China to Close Loophole Used by Tech Firms for Foreign IPOs

China to Close Loophole Used by Tech Firms for Foreign IPOs

China is planning to ban companies from going public on foreign stock markets through variable interest entities, according to people familiar with the matter, closing a loophole long used by the country’s technology industry to raise capital from overseas investors.

The ban, intended in part to address concerns over data security, is among changes included in a new draft of China’s overseas listing rules that may be finalized as soon as this month, said the people, asking not to be identified discussing private information. Companies using the so-called VIE structure would still be allowed to pursue initial public offerings in Hong Kong, subject to regulatory approval, the people said.

The China Securities Regulatory Commission stated on its website on Wednesday that a media story claiming that businesses utilizing the VIE structure will be banned from listing overseas is false, without providing any specifics.

Companies currently listed in the United States and Hong Kong that utilize VIEs would need to make changes to their ownership structures to make regulatory evaluations more transparent, especially in sectors where foreign investment is prohibited, according to the sources. It's unclear whether this would imply a reorganization of shareholders or, more dramatically, the delisting of the most sensitive companies — measures that might reignite worries of a technological decoupling between China and the United States. The proposed regulations' specifics are still being debated and may change.

Following the New York IPO of ride-hailing giant Didi Global Inc., which went forward over regulatory worries, the reform would be one of Beijing's most significant efforts to tighten down on abroad listings. Since then, authorities have moved quickly to block the influx of companies wanting to go public in the United States, effectively shutting off a road that has earned billions of dollars for technology companies and their Wall Street investors.

It's all part of a year-long effort to slow China's internet sector's rapid rise and what Beijing has called a "reckless" spread of private capital. Banning VIEs from international listings would eliminate a loophole that has allowed technological powerhouses like Alibaba Group Holding Ltd. and Tencent Holdings Ltd. to avoid foreign investment rules and list offshore for the past two decades. It might stymie the plans of companies like ByteDance Ltd. to go public outside of the United States.

A request for comment from the China Securities Regulatory Commission was not immediately returned.

While a blanket ban on the VIE structure isn't being considered, a block on international listings and increased scrutiny for Hong Kong IPOs would mean the model would no longer be a viable option for many entrepreneurs to get funding. Regulators have already urged several investment banks to halt working on new VIE agreements, according to a source familiar with the situation.

The loss of the VIE method would endanger a lucrative line of business for Wall Street banks, which have helped almost 300 Chinese companies raise $82 billion in the United States through first-time share sales over the last decade.

Given their precarious legal position, VIEs have long been a source of concern for worldwide investors. The VIE framework, which was pioneered by Sina Corp. and its investment bankers during a 2000 IPO, has never been publicly acknowledged by Beijing.

Nonetheless, it has allowed Chinese corporations to circumvent foreign investment restrictions in sensitive industries such as the internet. The structure permits a Chinese company to move earnings to an offshore organization with shares that international investors can buy, such as the Cayman Islands or the British Virgin Islands.

While the structure has been employed by practically every major Chinese internet company, it has become more concerning for Beijing as technology companies have entered every aspect of Chinese society and accumulated vast amounts of customer data. The Cyberspace Administration of China announced in July that companies with more than 1 million users' data must get clearance before pursuing listings in other countries.

If it is determined that the listing may have a possible impact on national security, a cybersecurity study may be needed for corporations considering IPOs in Hong Kong.
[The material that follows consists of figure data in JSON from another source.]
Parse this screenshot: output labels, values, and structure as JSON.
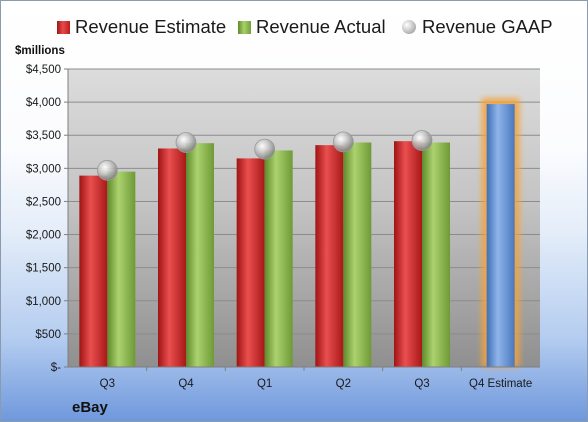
{
  "chart_data": {
    "type": "bar",
    "categories": [
      "Q3",
      "Q4",
      "Q1",
      "Q2",
      "Q3",
      "Q4 Estimate"
    ],
    "series": [
      {
        "name": "Revenue Estimate",
        "values": [
          2890,
          3300,
          3150,
          3350,
          3410,
          3970
        ],
        "color": "#d42b2b"
      },
      {
        "name": "Revenue Actual",
        "values": [
          2950,
          3380,
          3270,
          3390,
          3390,
          null
        ],
        "color": "#8db54b"
      },
      {
        "name": "Revenue GAAP",
        "values": [
          2970,
          3390,
          3290,
          3400,
          3420,
          null
        ],
        "color": "#b0b0b0"
      }
    ],
    "estimate_color": "#6f9bd8",
    "estimate_glow": "#f5a33a",
    "ylabel": "$millions",
    "ylim": [
      0,
      4500
    ],
    "ytick_step": 500,
    "ytick_labels": [
      "$-",
      "$500",
      "$1,000",
      "$1,500",
      "$2,000",
      "$2,500",
      "$3,000",
      "$3,500",
      "$4,000",
      "$4,500"
    ],
    "grid": true,
    "legend": "top"
  },
  "legend": {
    "estimate": "Revenue Estimate",
    "actual": "Revenue Actual",
    "gaap": "Revenue GAAP"
  },
  "unit_label": "$millions",
  "company": "eBay"
}
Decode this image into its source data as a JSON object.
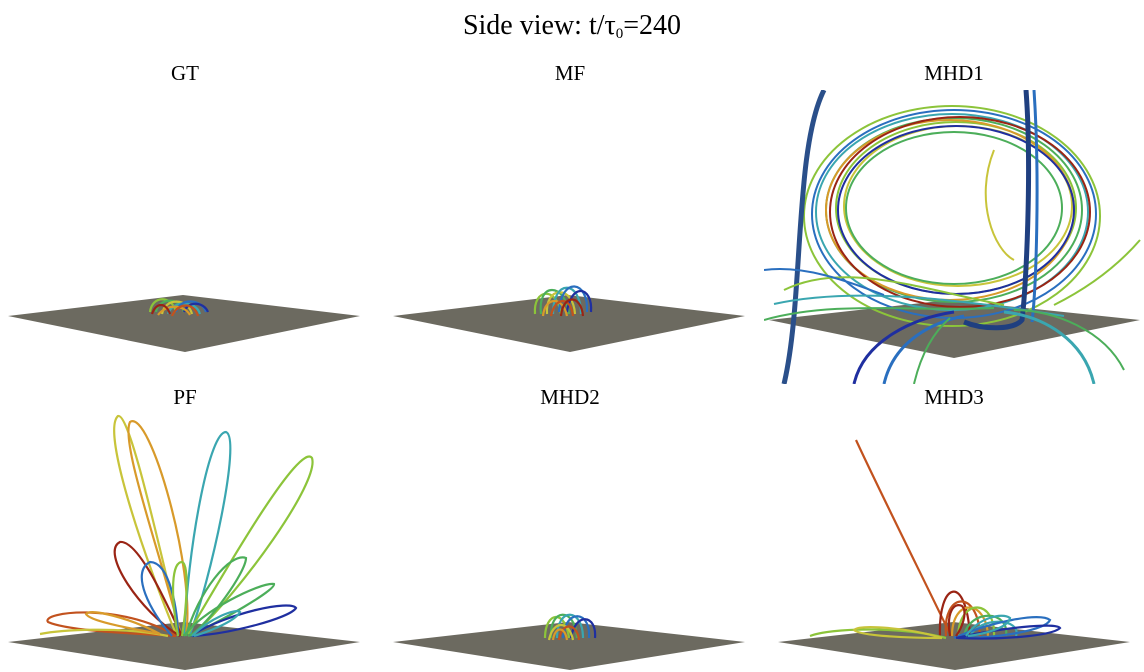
{
  "figure": {
    "title_prefix": "Side view: t/τ",
    "title_sub": "0",
    "title_suffix": "=240"
  },
  "panels": [
    {
      "id": "gt",
      "title": "GT"
    },
    {
      "id": "mf",
      "title": "MF"
    },
    {
      "id": "mhd1",
      "title": "MHD1"
    },
    {
      "id": "pf",
      "title": "PF"
    },
    {
      "id": "mhd2",
      "title": "MHD2"
    },
    {
      "id": "mhd3",
      "title": "MHD3"
    }
  ],
  "colors": {
    "plane": "#6c6a60",
    "line_palette": [
      "#1f2fa0",
      "#2a6fbf",
      "#3aa6b0",
      "#4cae5a",
      "#8cc43a",
      "#c8c43a",
      "#d89a2a",
      "#c2521e",
      "#9a2414"
    ]
  }
}
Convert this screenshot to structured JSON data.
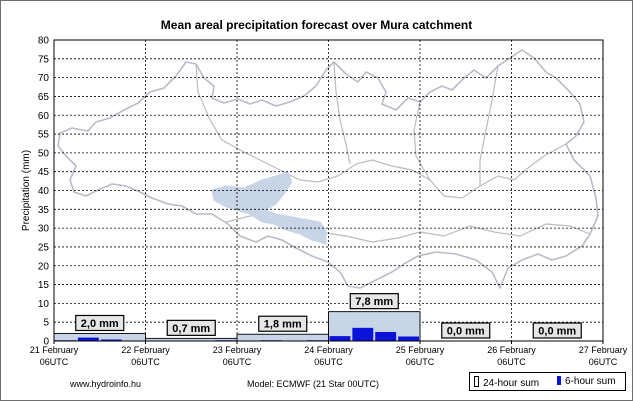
{
  "chart_data": {
    "type": "bar",
    "title": "Mean areal precipitation forecast over Mura catchment",
    "ylabel": "Precipitation (mm)",
    "ylim": [
      0,
      80
    ],
    "yticks": [
      0,
      5,
      10,
      15,
      20,
      25,
      30,
      35,
      40,
      45,
      50,
      55,
      60,
      65,
      70,
      75,
      80
    ],
    "xticks": [
      {
        "line1": "21 February",
        "line2": "06UTC"
      },
      {
        "line1": "22 February",
        "line2": "06UTC"
      },
      {
        "line1": "23 February",
        "line2": "06UTC"
      },
      {
        "line1": "24 February",
        "line2": "06UTC"
      },
      {
        "line1": "25 February",
        "line2": "06UTC"
      },
      {
        "line1": "26 February",
        "line2": "06UTC"
      },
      {
        "line1": "27 February",
        "line2": "06UTC"
      }
    ],
    "grid": true,
    "series": [
      {
        "name": "24-hour sum",
        "color": "#c8d5e6",
        "values": [
          2.0,
          0.7,
          1.8,
          7.8,
          0.0,
          0.0
        ],
        "labels": [
          "2,0 mm",
          "0,7 mm",
          "1,8 mm",
          "7,8 mm",
          "0,0 mm",
          "0,0 mm"
        ]
      },
      {
        "name": "6-hour sum",
        "color": "#0a14d8",
        "values": [
          0.2,
          0.9,
          0.4,
          0.1,
          0.0,
          0.0,
          0.0,
          0.2,
          0.0,
          0.2,
          0.1,
          0.2,
          1.3,
          3.5,
          2.4,
          1.2,
          0,
          0,
          0,
          0,
          0,
          0,
          0,
          0
        ]
      }
    ]
  },
  "footer": {
    "site": "www.hydroinfo.hu",
    "model": "Model:  ECMWF (21  Star 00UTC)"
  },
  "legend": {
    "daily": "24-hour sum",
    "sixhour": "6-hour sum"
  },
  "colors": {
    "catchment_outline": "#b8bcc6",
    "highlight_region": "#c8d5e6",
    "label_box": "#e6e6e6"
  }
}
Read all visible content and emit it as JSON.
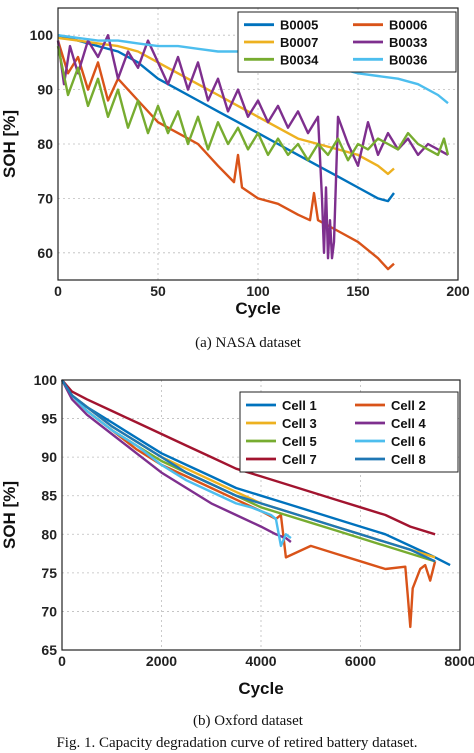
{
  "chart_data": [
    {
      "type": "line",
      "caption": "(a) NASA dataset",
      "xlabel": "Cycle",
      "ylabel": "SOH [%]",
      "xlim": [
        0,
        200
      ],
      "ylim": [
        55,
        105
      ],
      "xticks": [
        0,
        50,
        100,
        150,
        200
      ],
      "yticks": [
        60,
        70,
        80,
        90,
        100
      ],
      "grid": true,
      "legend": "top-right, 2 columns",
      "series": [
        {
          "name": "B0005",
          "color": "#0072BD",
          "x": [
            0,
            10,
            20,
            30,
            40,
            50,
            60,
            70,
            80,
            90,
            100,
            110,
            120,
            130,
            140,
            150,
            160,
            165,
            168
          ],
          "y": [
            100,
            99,
            98,
            97,
            95,
            92,
            90,
            88,
            86,
            84,
            82,
            80,
            78,
            76,
            74,
            72,
            70,
            69.5,
            71
          ]
        },
        {
          "name": "B0006",
          "color": "#D95319",
          "x": [
            0,
            5,
            10,
            15,
            20,
            25,
            30,
            40,
            50,
            60,
            70,
            80,
            88,
            90,
            92,
            100,
            110,
            120,
            126,
            128,
            130,
            140,
            150,
            160,
            165,
            168
          ],
          "y": [
            99,
            93,
            96,
            90,
            95,
            88,
            92,
            88,
            84,
            82,
            80,
            76,
            73,
            78,
            72,
            70,
            69,
            67,
            66,
            71,
            66,
            64,
            62,
            59,
            57,
            58
          ]
        },
        {
          "name": "B0007",
          "color": "#EDB120",
          "x": [
            0,
            10,
            20,
            30,
            40,
            50,
            60,
            70,
            80,
            90,
            100,
            110,
            120,
            130,
            140,
            150,
            160,
            165,
            168
          ],
          "y": [
            99.5,
            99,
            98.5,
            98,
            97,
            95,
            93,
            91,
            89,
            87,
            85,
            83,
            81,
            80,
            79,
            78,
            76,
            74.5,
            75.5
          ]
        },
        {
          "name": "B0033",
          "color": "#7E2F8E",
          "x": [
            0,
            3,
            6,
            10,
            15,
            20,
            25,
            30,
            35,
            40,
            45,
            50,
            55,
            60,
            65,
            70,
            75,
            80,
            85,
            90,
            95,
            100,
            105,
            110,
            115,
            120,
            125,
            130,
            132,
            133,
            134,
            135,
            136,
            137,
            138,
            140,
            145,
            150,
            155,
            160,
            165,
            170,
            175,
            180,
            185,
            190,
            195
          ],
          "y": [
            99,
            91,
            98,
            93,
            99,
            96,
            100,
            92,
            97,
            94,
            99,
            95,
            91,
            96,
            90,
            95,
            88,
            92,
            86,
            90,
            85,
            88,
            84,
            87,
            83,
            86,
            82,
            85,
            70,
            60,
            72,
            59,
            66,
            59,
            62,
            85,
            80,
            76,
            84,
            78,
            82,
            79,
            81,
            78,
            80,
            79,
            78
          ]
        },
        {
          "name": "B0034",
          "color": "#77AC30",
          "x": [
            0,
            5,
            10,
            15,
            20,
            25,
            30,
            35,
            40,
            45,
            50,
            55,
            60,
            65,
            70,
            75,
            80,
            85,
            90,
            95,
            100,
            105,
            110,
            115,
            120,
            125,
            130,
            135,
            140,
            145,
            150,
            155,
            160,
            165,
            170,
            175,
            180,
            185,
            190,
            193,
            195
          ],
          "y": [
            98,
            89,
            94,
            87,
            92,
            85,
            90,
            83,
            88,
            82,
            87,
            82,
            86,
            80,
            85,
            79,
            84,
            80,
            83,
            79,
            82,
            78,
            81,
            78,
            80,
            77,
            80,
            78,
            81,
            77,
            80,
            79,
            81,
            80,
            79,
            82,
            80,
            79,
            78,
            81,
            78
          ]
        },
        {
          "name": "B0036",
          "color": "#4DBEEE",
          "x": [
            0,
            10,
            20,
            30,
            40,
            50,
            60,
            70,
            80,
            90,
            100,
            110,
            120,
            130,
            140,
            150,
            160,
            170,
            180,
            190,
            195
          ],
          "y": [
            100,
            99.5,
            99,
            99,
            98.5,
            98,
            98,
            97.5,
            97,
            97,
            96,
            95.5,
            95,
            94.5,
            94,
            93,
            92.5,
            92,
            91,
            89,
            87.5
          ]
        }
      ]
    },
    {
      "type": "line",
      "caption": "(b) Oxford dataset",
      "xlabel": "Cycle",
      "ylabel": "SOH [%]",
      "xlim": [
        0,
        8000
      ],
      "ylim": [
        65,
        100
      ],
      "xticks": [
        0,
        2000,
        4000,
        6000,
        8000
      ],
      "yticks": [
        65,
        70,
        75,
        80,
        85,
        90,
        95,
        100
      ],
      "grid": true,
      "legend": "top-right, 2 columns",
      "series": [
        {
          "name": "Cell 1",
          "color": "#0072BD",
          "x": [
            0,
            200,
            500,
            1000,
            1500,
            2000,
            2500,
            3000,
            3500,
            4000,
            4500,
            5000,
            5500,
            6000,
            6500,
            7000,
            7500,
            7800
          ],
          "y": [
            100,
            98,
            96.5,
            94.5,
            92.5,
            90.5,
            89,
            87.5,
            86,
            85,
            84,
            83,
            82,
            81,
            80,
            78.5,
            77,
            76
          ]
        },
        {
          "name": "Cell 2",
          "color": "#D95319",
          "x": [
            0,
            200,
            500,
            1000,
            1500,
            2000,
            2500,
            3000,
            3500,
            4000,
            4300,
            4400,
            4500,
            5000,
            5500,
            6000,
            6500,
            6900,
            6950,
            7000,
            7050,
            7200,
            7300,
            7400,
            7500
          ],
          "y": [
            100,
            98,
            96,
            93.5,
            91,
            89,
            87.5,
            86,
            84.5,
            83,
            82,
            82.5,
            77,
            78.5,
            77.5,
            76.5,
            75.5,
            75.8,
            72,
            68,
            73,
            75.5,
            76,
            74,
            76.5
          ]
        },
        {
          "name": "Cell 3",
          "color": "#EDB120",
          "x": [
            0,
            200,
            500,
            1000,
            1500,
            2000,
            2500,
            3000,
            3500,
            4000,
            4500,
            5000,
            5500,
            6000,
            6500,
            7000,
            7500
          ],
          "y": [
            100,
            98,
            96.5,
            94,
            92,
            90,
            88.5,
            87,
            85.5,
            84,
            83,
            82,
            81,
            80,
            79,
            78,
            77
          ]
        },
        {
          "name": "Cell 4",
          "color": "#7E2F8E",
          "x": [
            0,
            200,
            500,
            1000,
            1500,
            2000,
            2500,
            3000,
            3500,
            4000,
            4300,
            4500,
            4600
          ],
          "y": [
            100,
            97.5,
            95.5,
            93,
            90.5,
            88,
            86,
            84,
            82.5,
            81,
            80,
            79.5,
            79
          ]
        },
        {
          "name": "Cell 5",
          "color": "#77AC30",
          "x": [
            0,
            200,
            500,
            1000,
            1500,
            2000,
            2500,
            3000,
            3500,
            4000,
            4500,
            5000,
            5500,
            6000,
            6500,
            7000,
            7500
          ],
          "y": [
            100,
            98,
            96,
            93.5,
            91.5,
            89.5,
            88,
            86.5,
            85,
            83.5,
            82.5,
            81.5,
            80.5,
            79.5,
            78.5,
            77.5,
            76.5
          ]
        },
        {
          "name": "Cell 6",
          "color": "#4DBEEE",
          "x": [
            0,
            200,
            500,
            1000,
            1500,
            2000,
            2500,
            3000,
            3500,
            3800,
            4000,
            4200,
            4300,
            4400,
            4500,
            4600
          ],
          "y": [
            100,
            98,
            96,
            93.5,
            91.5,
            89,
            87,
            85.5,
            84,
            83.5,
            83,
            82.5,
            82,
            78.5,
            80,
            79.5
          ]
        },
        {
          "name": "Cell 7",
          "color": "#A2142F",
          "x": [
            0,
            200,
            500,
            1000,
            1500,
            2000,
            2500,
            3000,
            3500,
            4000,
            4500,
            5000,
            5500,
            6000,
            6500,
            7000,
            7500
          ],
          "y": [
            100,
            98.5,
            97.5,
            96,
            94.5,
            93,
            91.5,
            90,
            88.5,
            87.5,
            86.5,
            85.5,
            84.5,
            83.5,
            82.5,
            81,
            80
          ]
        },
        {
          "name": "Cell 8",
          "color": "#1F77B4",
          "x": [
            0,
            200,
            500,
            1000,
            1500,
            2000,
            2500,
            3000,
            3500,
            4000,
            4500,
            5000,
            5500,
            6000,
            6500,
            7000,
            7500
          ],
          "y": [
            100,
            98,
            96.5,
            94,
            92,
            90,
            88,
            86.5,
            85,
            84,
            83,
            82,
            81,
            80,
            79,
            78,
            76.5
          ]
        }
      ]
    }
  ],
  "figure_caption": "Fig. 1. Capacity degradation curve of retired battery dataset."
}
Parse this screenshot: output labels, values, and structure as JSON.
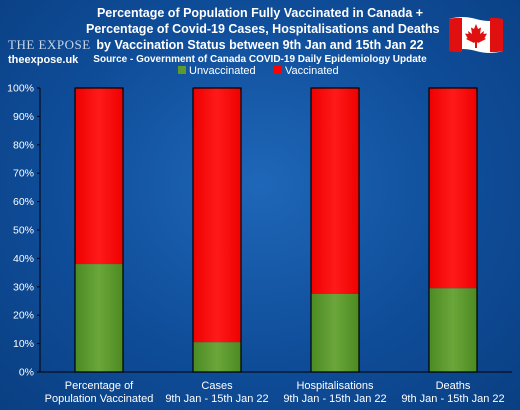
{
  "title_lines": [
    "Percentage of Population Fully Vaccinated in Canada +",
    "Percentage of Covid-19 Cases, Hospitalisations and Deaths",
    "by Vaccination Status between 9th Jan and 15th Jan 22"
  ],
  "source": "Source - Government of Canada COVID-19 Daily Epidemiology Update",
  "logo": {
    "word": "THE EXPOSE",
    "site": "theexpose.uk"
  },
  "flag_icon": "canada-flag-icon",
  "colors": {
    "unvaccinated": "#5c9a2e",
    "vaccinated": "#ff0000",
    "background": "#1558a8"
  },
  "chart_data": {
    "type": "bar",
    "stacked": true,
    "categories": [
      [
        "Percentage of",
        "Population Vaccinated"
      ],
      [
        "Cases",
        "9th Jan - 15th Jan 22"
      ],
      [
        "Hospitalisations",
        "9th Jan - 15th Jan 22"
      ],
      [
        "Deaths",
        "9th Jan - 15th Jan 22"
      ]
    ],
    "series": [
      {
        "name": "Unvaccinated",
        "values": [
          38,
          10.5,
          27.5,
          29.5
        ]
      },
      {
        "name": "Vaccinated",
        "values": [
          62,
          89.5,
          72.5,
          70.5
        ]
      }
    ],
    "ylim": [
      0,
      100
    ],
    "yticks": [
      "0%",
      "10%",
      "20%",
      "30%",
      "40%",
      "50%",
      "60%",
      "70%",
      "80%",
      "90%",
      "100%"
    ],
    "grid": false,
    "legend_position": "top"
  }
}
The adjustment hasn't deterred data-rich businesses like Cloud Village Inc., a music streaming service, and SenseTime Group Inc., an artificial intelligence company, from expanding in the city.

Authorities had little legal options until recently to halt sensitive international offerings, like the Didi IPO. According to those familiar with the situation, officials have requested the ride-hailing company to prepare a strategy to delist from the United States, which is an unusual request.

According to statistics provided by Bloomberg, only one mainland-based Chinese business has priced an IPO in the United States since the crackdown on Didi began in early July, while 29 have issued shares in Hong Kong. NetEase Inc.'s Cloud Village will make its debut in the city on Thursday, while SenseTime's much-anticipated IPO is set to begin trading in the week of December 13.

China fully supports companies that pick Hong Kong as their principal listing venue, according to a top official at the securities regulator. Shen Bing, director-general of the CSRC's department of foreign affairs, stated that China does not believe delisting from the US is healthy for firms, global investors, or the China-US relationship.

The United States has mimicked China's increased regulatory vigilance. The Securities and Exchange Commission has put a hold on planned Chinese company IPOs until adequate disclosures of political and regulatory risks are provided, warning that investors may not realize they are purchasing shares in shell firms rather than direct interests in enterprises.